Die Bürgerinitiativen für eine lebenswerte Marienburger Höhe und für ein grünes Itzum kämpfen seit Jahren für den Erhalt des Wasserkamps und eine Reduzierung der Verkehrsbelastung an der Marienburger Straße.
Dabei geht es um den Schutz des FFH-Naturschutzgebietes am Rand des geplanten Baugebietes sowie darum, 350 000 qm wertvollen Lössboden vor unnötiger Versiegelung zu bewahren.
Damit verknüpft ist jedoch auch der Appell für eine dringend notwendige ressourcenbewusstere Stadtplanung und eine Einbeziehung der Interessen aller Hildesheimer/innen.

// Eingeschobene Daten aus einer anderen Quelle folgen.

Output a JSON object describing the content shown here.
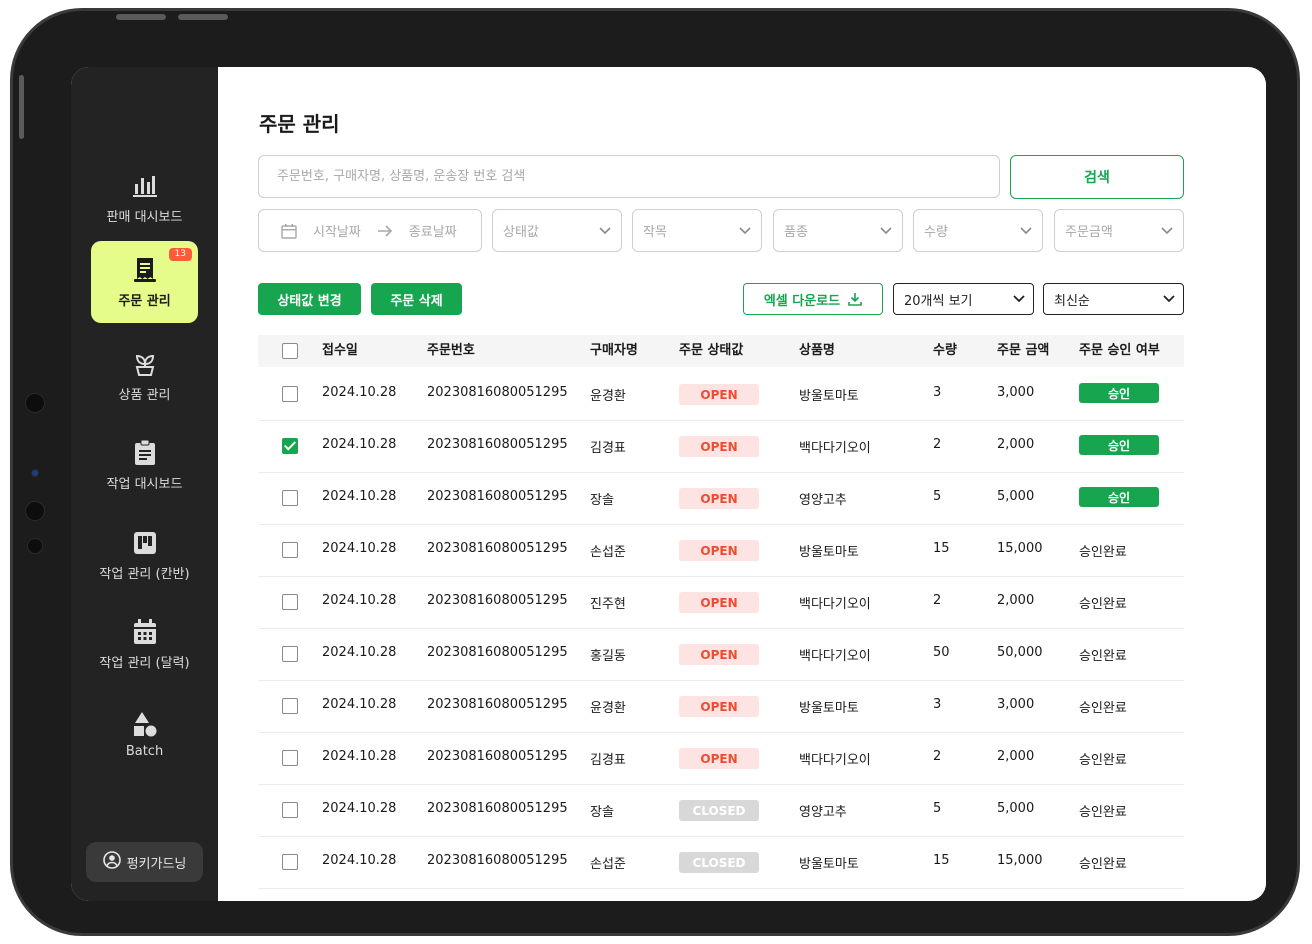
{
  "sidebar": {
    "items": [
      {
        "key": "sales-dashboard",
        "label": "판매 대시보드",
        "icon": "bar-chart-icon",
        "active": false
      },
      {
        "key": "order-management",
        "label": "주문 관리",
        "icon": "receipt-icon",
        "active": true,
        "badge": "13"
      },
      {
        "key": "product-management",
        "label": "상품 관리",
        "icon": "plant-pot-icon",
        "active": false
      },
      {
        "key": "work-dashboard",
        "label": "작업 대시보드",
        "icon": "clipboard-icon",
        "active": false
      },
      {
        "key": "work-kanban",
        "label": "작업 관리 (칸반)",
        "icon": "kanban-icon",
        "active": false
      },
      {
        "key": "work-calendar",
        "label": "작업 관리 (달력)",
        "icon": "calendar-icon",
        "active": false
      },
      {
        "key": "batch",
        "label": "Batch",
        "icon": "shapes-icon",
        "active": false
      }
    ],
    "user": {
      "name": "펑키가드닝",
      "icon": "user-circle-icon"
    }
  },
  "page": {
    "title": "주문 관리"
  },
  "search": {
    "placeholder": "주문번호, 구매자명, 상품명, 운송장 번호 검색",
    "value": "",
    "button": "검색"
  },
  "filters": {
    "date_start": "시작날짜",
    "date_end": "종료날짜",
    "status": "상태값",
    "crop": "작목",
    "variety": "품종",
    "quantity": "수량",
    "amount": "주문금액"
  },
  "actions": {
    "change_status": "상태값 변경",
    "delete_order": "주문 삭제",
    "excel_download": "엑셀 다운로드",
    "page_size": "20개씩 보기",
    "sort": "최신순"
  },
  "table": {
    "headers": {
      "date": "접수일",
      "order_no": "주문번호",
      "buyer": "구매자명",
      "status": "주문 상태값",
      "product": "상품명",
      "qty": "수량",
      "amount": "주문 금액",
      "approval": "주문 승인 여부"
    },
    "rows": [
      {
        "checked": false,
        "date": "2024.10.28",
        "order_no": "20230816080051295",
        "buyer": "윤경환",
        "status": "OPEN",
        "product": "방울토마토",
        "qty": "3",
        "amount": "3,000",
        "approval": "승인",
        "approval_type": "button"
      },
      {
        "checked": true,
        "date": "2024.10.28",
        "order_no": "20230816080051295",
        "buyer": "김경표",
        "status": "OPEN",
        "product": "백다다기오이",
        "qty": "2",
        "amount": "2,000",
        "approval": "승인",
        "approval_type": "button"
      },
      {
        "checked": false,
        "date": "2024.10.28",
        "order_no": "20230816080051295",
        "buyer": "장솔",
        "status": "OPEN",
        "product": "영양고추",
        "qty": "5",
        "amount": "5,000",
        "approval": "승인",
        "approval_type": "button"
      },
      {
        "checked": false,
        "date": "2024.10.28",
        "order_no": "20230816080051295",
        "buyer": "손섭준",
        "status": "OPEN",
        "product": "방울토마토",
        "qty": "15",
        "amount": "15,000",
        "approval": "승인완료",
        "approval_type": "text"
      },
      {
        "checked": false,
        "date": "2024.10.28",
        "order_no": "20230816080051295",
        "buyer": "진주현",
        "status": "OPEN",
        "product": "백다다기오이",
        "qty": "2",
        "amount": "2,000",
        "approval": "승인완료",
        "approval_type": "text"
      },
      {
        "checked": false,
        "date": "2024.10.28",
        "order_no": "20230816080051295",
        "buyer": "홍길동",
        "status": "OPEN",
        "product": "백다다기오이",
        "qty": "50",
        "amount": "50,000",
        "approval": "승인완료",
        "approval_type": "text"
      },
      {
        "checked": false,
        "date": "2024.10.28",
        "order_no": "20230816080051295",
        "buyer": "윤경환",
        "status": "OPEN",
        "product": "방울토마토",
        "qty": "3",
        "amount": "3,000",
        "approval": "승인완료",
        "approval_type": "text"
      },
      {
        "checked": false,
        "date": "2024.10.28",
        "order_no": "20230816080051295",
        "buyer": "김경표",
        "status": "OPEN",
        "product": "백다다기오이",
        "qty": "2",
        "amount": "2,000",
        "approval": "승인완료",
        "approval_type": "text"
      },
      {
        "checked": false,
        "date": "2024.10.28",
        "order_no": "20230816080051295",
        "buyer": "장솔",
        "status": "CLOSED",
        "product": "영양고추",
        "qty": "5",
        "amount": "5,000",
        "approval": "승인완료",
        "approval_type": "text"
      },
      {
        "checked": false,
        "date": "2024.10.28",
        "order_no": "20230816080051295",
        "buyer": "손섭준",
        "status": "CLOSED",
        "product": "방울토마토",
        "qty": "15",
        "amount": "15,000",
        "approval": "승인완료",
        "approval_type": "text"
      }
    ]
  },
  "colors": {
    "accent": "#18a550",
    "active_nav": "#e6fc8a",
    "open_text": "#f04b2e",
    "open_bg": "#fde4e2",
    "closed_bg": "#d8d8d8",
    "badge": "#ff5a3a",
    "sidebar_bg": "#232323"
  }
}
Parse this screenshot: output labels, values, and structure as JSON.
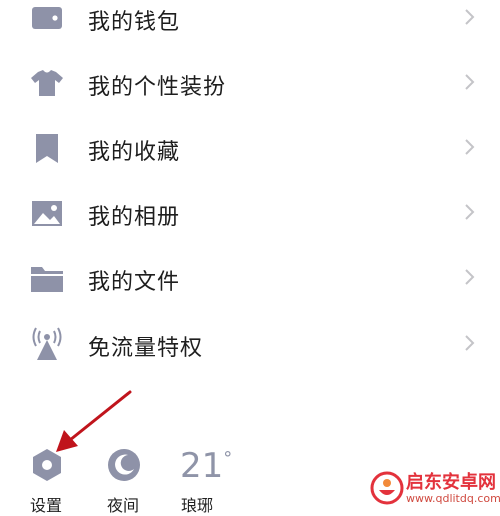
{
  "menu": {
    "items": [
      {
        "label": "我的钱包",
        "icon": "wallet-icon"
      },
      {
        "label": "我的个性装扮",
        "icon": "tshirt-icon"
      },
      {
        "label": "我的收藏",
        "icon": "bookmark-icon"
      },
      {
        "label": "我的相册",
        "icon": "photo-icon"
      },
      {
        "label": "我的文件",
        "icon": "folder-icon"
      },
      {
        "label": "免流量特权",
        "icon": "signal-tower-icon"
      }
    ]
  },
  "bottom_bar": {
    "settings_label": "设置",
    "night_label": "夜间",
    "weather_temp": "21",
    "weather_unit": "°",
    "weather_city": "琅琊"
  },
  "watermark": {
    "title": "启东安卓网",
    "url": "www.qdlitdq.com"
  },
  "colors": {
    "icon": "#8e92a8",
    "chevron": "#c4c4c8",
    "arrow": "#c0141c",
    "watermark": "#e3323c"
  }
}
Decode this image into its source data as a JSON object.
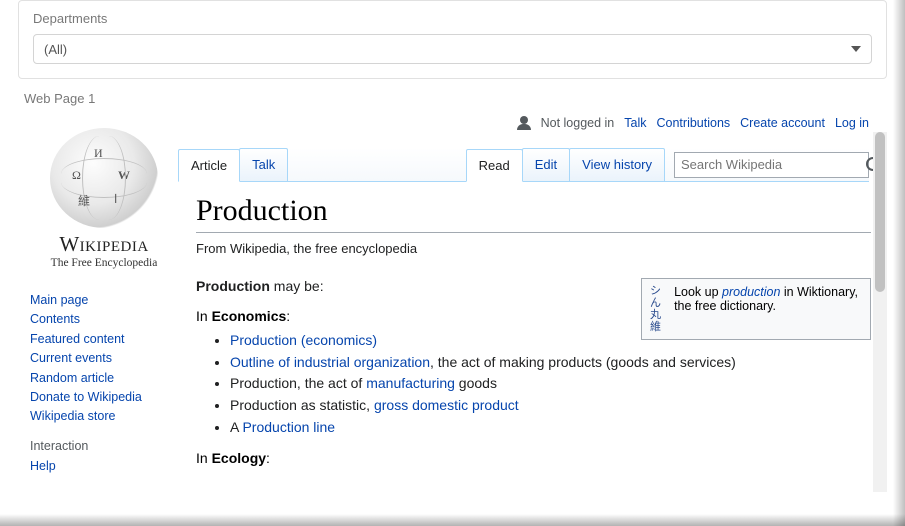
{
  "filter": {
    "label": "Departments",
    "value": "(All)"
  },
  "page_label": "Web Page 1",
  "toplinks": {
    "not_logged_in": "Not logged in",
    "talk": "Talk",
    "contributions": "Contributions",
    "create_account": "Create account",
    "log_in": "Log in"
  },
  "logo": {
    "wordmark": "Wikipedia",
    "tagline": "The Free Encyclopedia"
  },
  "sidebar": {
    "items": [
      "Main page",
      "Contents",
      "Featured content",
      "Current events",
      "Random article",
      "Donate to Wikipedia",
      "Wikipedia store"
    ],
    "interaction_heading": "Interaction",
    "interaction_items": [
      "Help"
    ]
  },
  "tabs": {
    "left": [
      {
        "label": "Article",
        "active": true
      },
      {
        "label": "Talk",
        "active": false
      }
    ],
    "right": [
      {
        "label": "Read",
        "active": true
      },
      {
        "label": "Edit",
        "active": false
      },
      {
        "label": "View history",
        "active": false
      }
    ]
  },
  "search": {
    "placeholder": "Search Wikipedia"
  },
  "article": {
    "title": "Production",
    "from": "From Wikipedia, the free encyclopedia",
    "wikt": {
      "pre": "Look up ",
      "term": "production",
      "post": " in Wiktionary, the free dictionary."
    },
    "lead_strong": "Production",
    "lead_rest": " may be:",
    "sec1_pre": "In ",
    "sec1_b": "Economics",
    "sec1_post": ":",
    "bullets1": {
      "b1": "Production (economics)",
      "b2a": "Outline of industrial organization",
      "b2b": ", the act of making products (goods and services)",
      "b3a": "Production, the act of ",
      "b3b": "manufacturing",
      "b3c": " goods",
      "b4a": "Production as statistic, ",
      "b4b": "gross domestic product",
      "b5a": "A ",
      "b5b": "Production line"
    },
    "sec2_pre": "In ",
    "sec2_b": "Ecology",
    "sec2_post": ":"
  }
}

Alle fünf Jahre wird kommunal gewählt, ansonsten ist Ruhe. Der amtierende OB Dr. Meyer hat sich nun sogar stillschweigend für eine Amtszeit von stolzen zehn Jahren wählen lassen – von gut 30 % der Wahlberechtigten. Der Stadtrat wiederum, in dem letztlich über die Geschicke der Stadt entschieden wird, setzt sich zusammen aus etwa 50 Personen.
Angesichts dieser Proportionen würde echte Demokratie versuchen, an Stellen, an denen es möglich ist, den eigentlichen Souverän, in dem Fall die Hildesheimerinnen und Hildesheimer, in Entscheidungen, die alle betreffen, nach Möglichkeit mehr einzubeziehen – eine Onlinepetition gegen die Bebauung verschwand nach Übergabe jedoch diskret an einem Ablageort.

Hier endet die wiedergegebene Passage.